The main aim is to help the system classify the data into different categories.
1) Methods:
Network Evolution:
The First Generation:
Neural Networks used Perceptrons which identified a particular object or anything else by taking into consideration “weight” or pre-fed properties.
However, the Perceptrons could only be effective at a basic level and not useful for advanced technology.
The Second Generation:
The introduction of the concept of Back propagation in which the received output is compared with the desired output and the error value is reduced to zero.
Support Vector Machines created and understood more test cases by referring to previously input test cases.
Next came directed a cyclic graphs called belief networks which helped in solving problems related to inference and learning problems. This was followed by Deep Belief Networks which helped to create unbiased values to be stored in leaf nodes.

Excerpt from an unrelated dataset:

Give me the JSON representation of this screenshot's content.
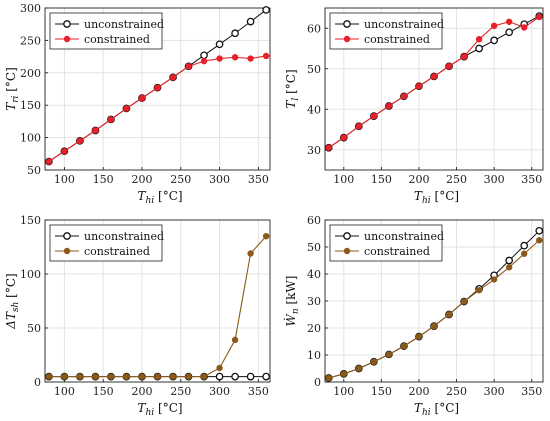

Restricted Boltzmann Machines:
DBNs are composed of unsupervised networks like RBMs.
In this the invisible layer of each sub-network is the visible layer of the next. The hidden or invisible layers are not connected to each other and are conditionally independent.
The probability of a joint configuration network over both visible and hidden layers depends on the joint configuration network’s energy compared with the energy of all other joint configuration networks.
Training a DBN:
The first step is to train a layer of properties which can obtain the input signals from the pixels directly.
The next step is to treat the values of this layer as pixels and learn the features of the previously obtained features in a second hidden layer.
Every time another layer of properties or features is added to the belief network, there will be an improvement in the lower bound on the log probability of the training data set.
Implementation:
MNIST9 dataset
An important thing to keep in mind is that implementing a Deep Belief Network demands training each layer of RBM.
Firstly, the units and parameters are initialized.
It is followed by two phases in Contrastive Divergence algorithm — positive and negative.
In the positive phase, the binary states of the hidden layers can be obtained by calculating the probabilities of weights and visible units. Since it is increases the probability of the training data set, it is called positive phase.
The negative phase decreases the probability of samples generated by the model.
The greedy learning algorithm is used to train the entire Deep Belief Network. The greedy learning algorithm trains one RBM at a time and until all the RBMs have been taught.